From the Vice-Chancellor
I was about to go into an Alumni and Benefactors Breakfast in Kuala Lumpur when my mobile phone rang. It was Professor Neville Marsh, whose main duty as Acting Vice-Chancellor, as I had told him before I flew out a couple of days before, was to "make sure the place doesn't burn down." I was hoping he was joking when he said "But you didn't say anything about a flood!" Thank heavens for the gift of humour, for we're going to need a good deal of patience as we recover from the damage arising from a broken fire main on the morning of March 11.

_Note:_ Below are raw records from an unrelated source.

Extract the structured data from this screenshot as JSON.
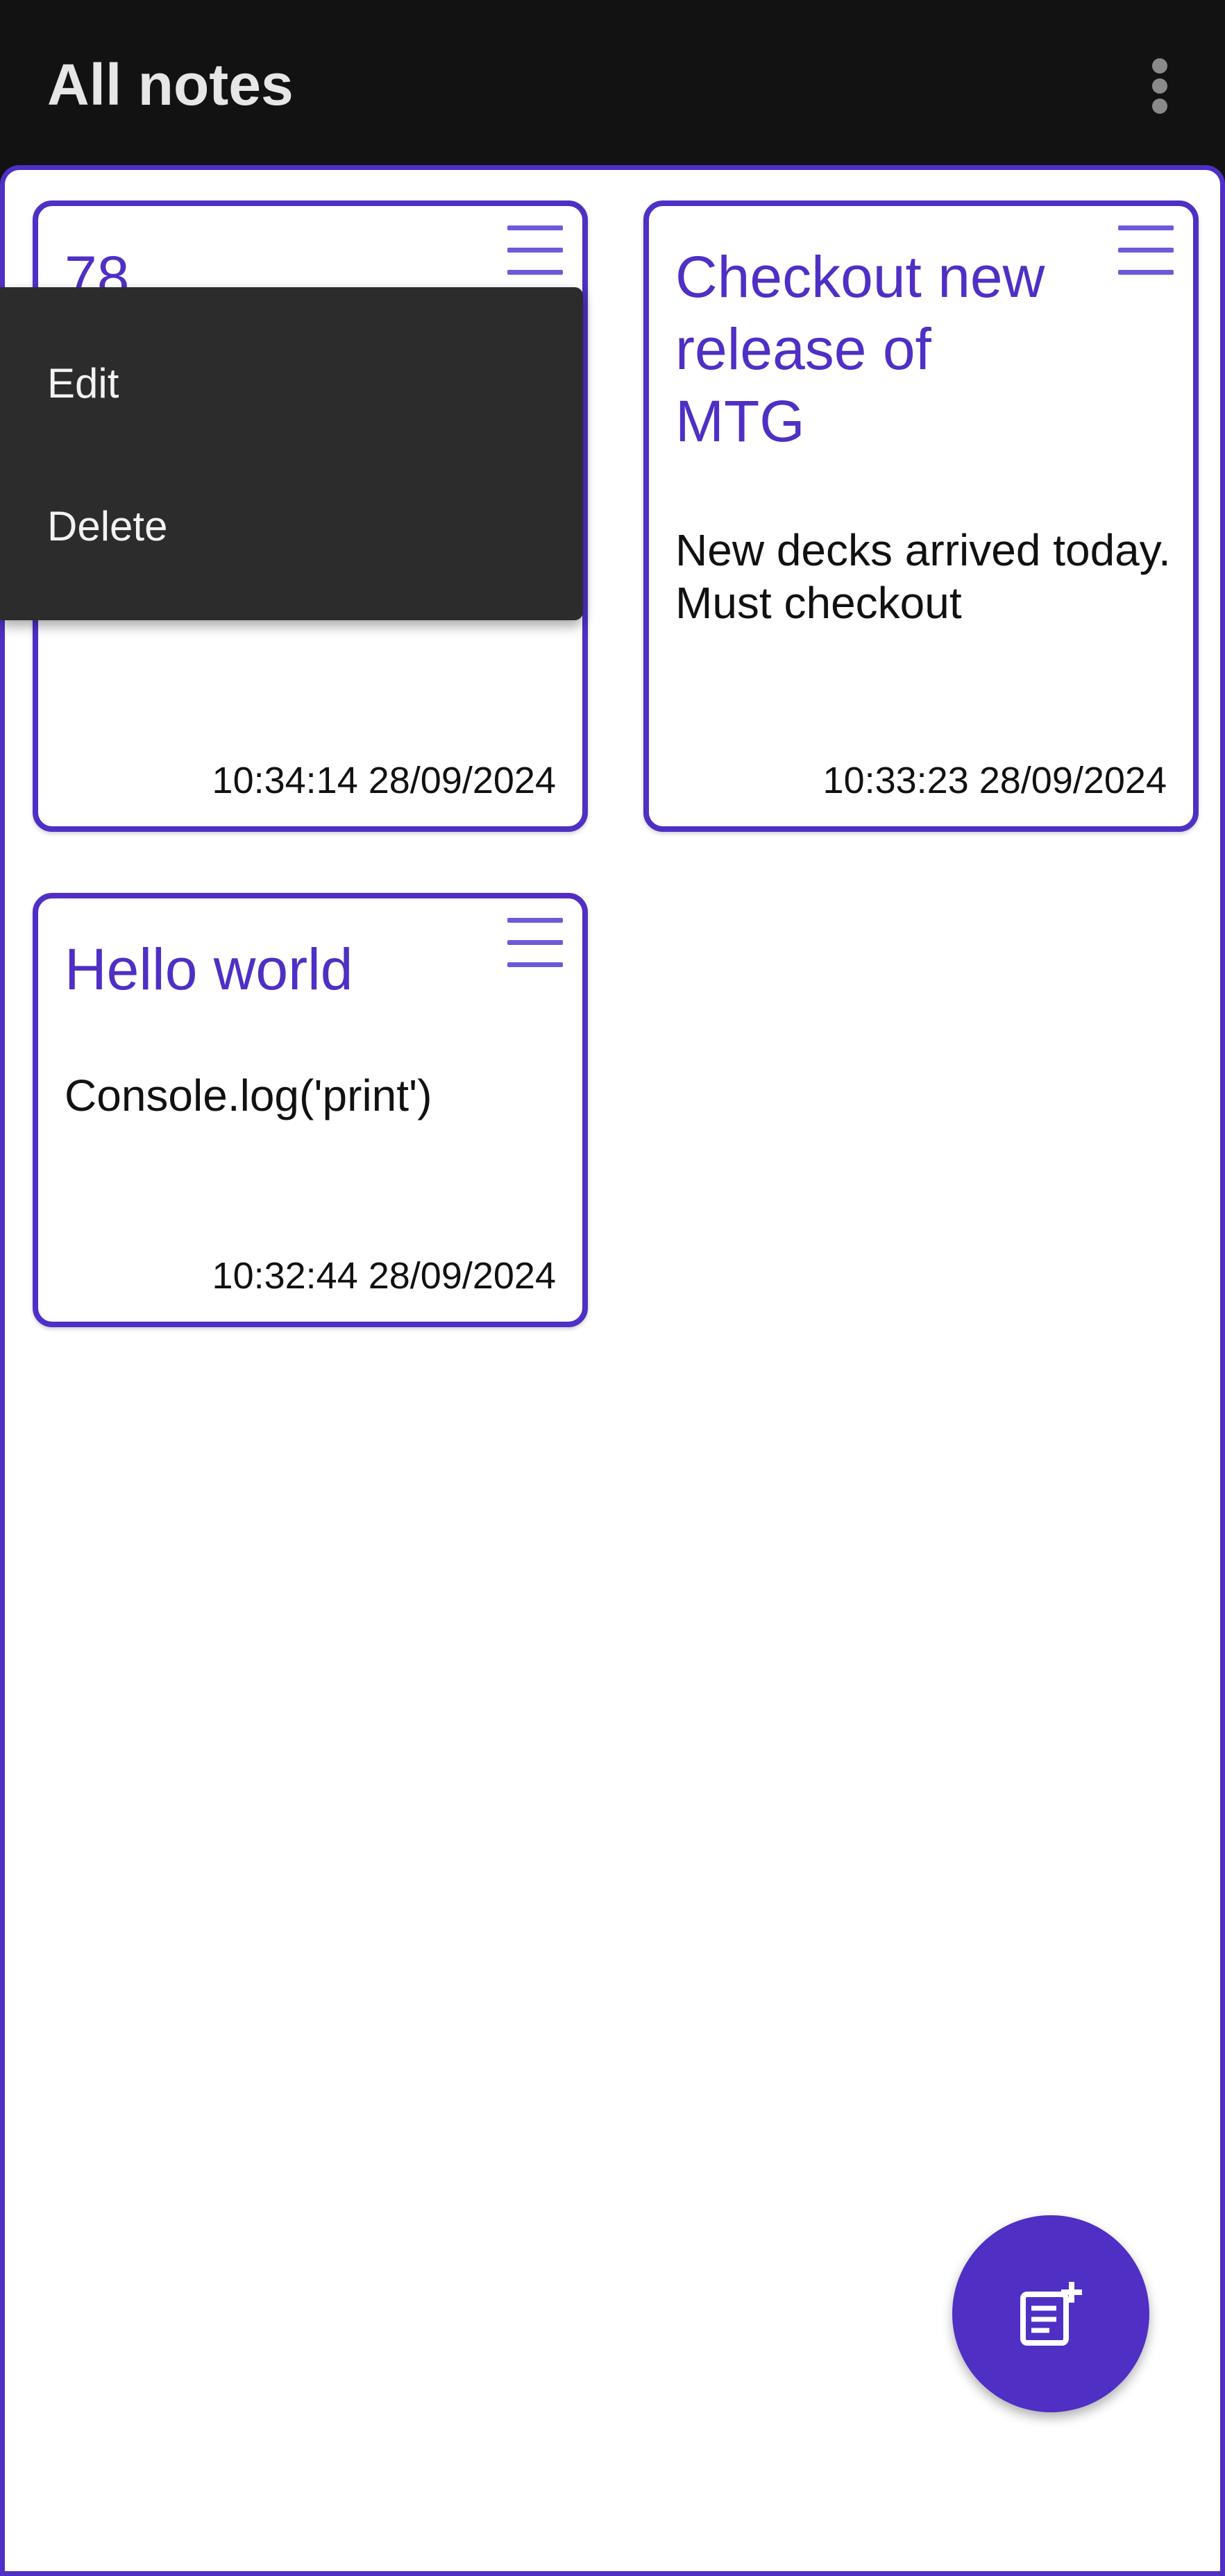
{
  "app_bar": {
    "title": "All notes",
    "overflow_icon": "more-vert-icon"
  },
  "notes": [
    {
      "title": "78",
      "body": "",
      "timestamp": "10:34:14 28/09/2024",
      "menu_icon": "hamburger-menu-icon"
    },
    {
      "title": "Checkout new release of MTG",
      "body": "New decks arrived today. Must checkout",
      "timestamp": "10:33:23 28/09/2024",
      "menu_icon": "hamburger-menu-icon"
    },
    {
      "title": "Hello world",
      "body": "Console.log('print')",
      "timestamp": "10:32:44 28/09/2024",
      "menu_icon": "hamburger-menu-icon"
    }
  ],
  "context_menu": {
    "items": [
      {
        "label": "Edit"
      },
      {
        "label": "Delete"
      }
    ]
  },
  "fab": {
    "icon": "add-note-icon"
  },
  "colors": {
    "accent": "#4f2fc4",
    "menu_lines": "#6d5ad8",
    "app_bar_bg": "#121212",
    "popup_bg": "#2c2c2c"
  }
}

Let there be no mistake, this was a major emergency, with more than 60 emergency services workers involved in an incident that affected nine densely populated buildings. Huge quantities of water flooded parts of the Hughes and Plaza buildings, and the southern part of the Library, causing a lot of property damage, and making the areas unsafe for some time.
I hope I did not appear too distracted during breakfast, but a few more telephone calls confirmed that there was no immediate risk, and that everyone had been safely evacuated. This came as a relief, but in the course of the day that relief turned to admiration and pride as stories of extraordinary generosity and dedication on the part of our staff and students came filtering through.
Without a single exception, the instructions of fire wardens and others were followed to the letter. People patiently waited to be allowed into affected areas, and a call for volunteers to assist in the immediate clean-up was met with an unstinting and enthusiastic response. More than 80 staff and 100 contractors worked all weekend to restore services, and it's nothing short of a miracle that all timetabled lectures, practicals, tutorials and lab sessions were able to resume within the week.
There will be some hard work in the weeks and months ahead to restore and maintain safe working conditions in some of the worst affected areas, but the loyalty and dedication of our staff and students, about which I have spoken again and again, ensured that the first and biggest hurdles were overcome. Action speaks louder than words, and we have seen a remarkable demonstration that the University is indeed a community, while the assistance that was offered from others demonstrated a strong commitment to us.
That commitment extends far beyond Adelaide into Asia and further afield. The news of the water damage was met with immediate and heart-felt expressions of concern and support by many of our former students in Malaysia, Singapore and Hong Kong. Wherever our graduates are, whether in Australia or far away, their engagement with the University of Adelaide is clearly a commitment for life.